Welcome to the inaugural N=1 article writing challenge! The goal is to produce a 6,000-8,000 word article in two weeks, by following these steps: identifying the right journal (and stuff to publish), analyzing a model article, and then writing the conclusion, literature review, case studies and introduction. If you’re participating, please post feedback as comments on the individual steps — or, if you prefer anonymity, send me an email. At some future point, I’ll put together an addendum to the steps, and include material from the comments and emails I receive.

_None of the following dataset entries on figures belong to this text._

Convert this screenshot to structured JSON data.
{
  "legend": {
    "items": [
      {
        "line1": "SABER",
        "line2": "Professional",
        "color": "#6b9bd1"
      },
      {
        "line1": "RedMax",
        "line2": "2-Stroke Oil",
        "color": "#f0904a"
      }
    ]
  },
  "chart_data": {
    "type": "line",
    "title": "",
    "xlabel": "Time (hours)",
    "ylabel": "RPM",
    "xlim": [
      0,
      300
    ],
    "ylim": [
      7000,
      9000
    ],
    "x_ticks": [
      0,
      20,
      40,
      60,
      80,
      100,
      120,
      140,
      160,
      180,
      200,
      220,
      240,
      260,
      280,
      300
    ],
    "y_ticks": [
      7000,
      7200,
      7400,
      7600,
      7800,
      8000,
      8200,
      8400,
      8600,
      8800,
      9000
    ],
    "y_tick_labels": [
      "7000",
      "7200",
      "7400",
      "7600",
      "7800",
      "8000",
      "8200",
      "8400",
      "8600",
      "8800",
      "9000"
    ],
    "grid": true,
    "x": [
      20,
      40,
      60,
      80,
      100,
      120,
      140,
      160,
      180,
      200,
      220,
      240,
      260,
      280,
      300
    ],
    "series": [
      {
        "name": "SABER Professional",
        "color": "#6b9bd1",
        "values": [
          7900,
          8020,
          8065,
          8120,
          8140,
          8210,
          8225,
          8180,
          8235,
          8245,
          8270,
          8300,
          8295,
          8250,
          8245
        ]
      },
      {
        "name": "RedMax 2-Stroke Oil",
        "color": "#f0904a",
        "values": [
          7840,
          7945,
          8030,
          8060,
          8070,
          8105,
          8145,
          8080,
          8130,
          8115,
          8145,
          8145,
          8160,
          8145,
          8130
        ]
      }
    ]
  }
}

After years of editing a journal and serving as a peer reviewer, I’ve become very aware of one critical misstep most authors make: audiences are important. One of the things my steps to article writing try and address is how to conceptualize your audience and write for it. Having a clear sense of who you’re writing for and why can speed up the writing process — both in terms of working from scratch and revising the article when it comes back from the journal for revisions (which it will, and that’s perfectly normal).
The biggest challenge I see among junior academics is knowing what to publish. Most people seem to think that they need to make a big splash right off the bat. But that’s both unrealistic and misguided. If it’s in your dissertation, it’s probably worth publishing — especially if no one has written about it before; it just needs to find the right audience. The ‘big splash’ is generally intended for your whole discipline, and that can wait. What you need in your first couple of publications is to endear yourself to your subfield or regional colleagues, and publishing about obscure events or cases from your research is a great first step. So don’t get hung up on what to publish — find the audience you want to write for, and then figure out what they might be interested in. It’s in your dissertation, so use it.
Godspeed in your writing — and let me know how the steps are working for you!
Happy to get started! Are we to pace ourselves? Or do you have upcoming nudges when we should switch gears?
Work at your own pace, but I’ll probably have some nudges as we go… Post comments or links to the relevant steps.